Right now, I am wearing earphones, which are playing New Order just load enough that I can drown out conversational voices around me and make their words indistinguishable and thus not distracting. Unless I can hear the conversations within my brain and between my brain and the typing easily, I cannot write. I also need coffee to write, a material and chemical factor. Sometimes I do indeed start to feel like I own this time and these actions and the specific conditions under which I confront them because I have a considerable amount of anxiety and obsessiveness wrapped up in the process of writing, as it sounds like we all do. Nonetheless, sometimes I post pictures of my coffee or books on Instagram (bringing it back to the phone). I tag my location, so I can keep a photomap of my body’s material locations over time. When I follow the location hyperlink, I see hundreds of the same picture, again and again—of a coffee mug, or a laptop, of notebooks.

espressoamano

I begin to realize how many people within Pittsburgh come to this particular coffee shop every day to write, who perform their own, very similar rituals, using the same or similar material tools. They all take pictures to mark themselves and this ritual somehow, to create some material evidence of what they are doing, of what they’ve done. Mostly for themselves? Yet, something like Instagram does not only allow an individual to keep a localized and personal record through their own profile and followers. It does do this, somewhat in the manner of a scrapbook. But it also is capable of confronting the individual “writer” (if we choose to call taking photos part of the material process of writing) with the widespread and general nature of what they do and how they do it, even if the what and how are motivated by the personal and the local, feel like the personal and the local.

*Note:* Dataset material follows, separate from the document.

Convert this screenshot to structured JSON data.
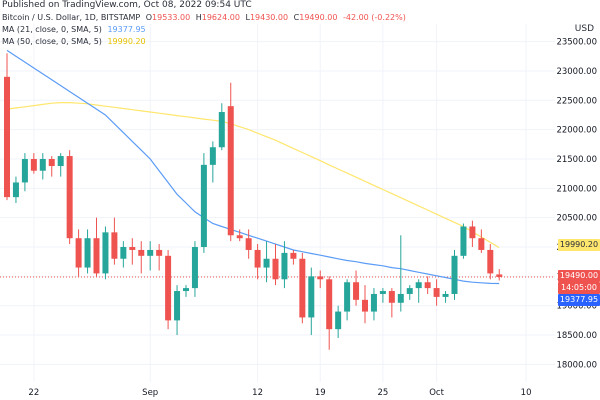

McLuhan writes, “it is the medium that shapes and controls the scale and form of human association and action” (9). Whatever the materials through which we approach the process of writing, the patterns of writing and “publication” at this moment in time seem to impose a final say in our writing’s materiality as an object. How does writing with an intention toward blog posting or network-sharing affect how we conceive of our (individual of collective) materials of writing? How do blogs and networks as storage and sharing centers for writing affect how we might conceptualize/locate patterns or place emphases on our materials of writing?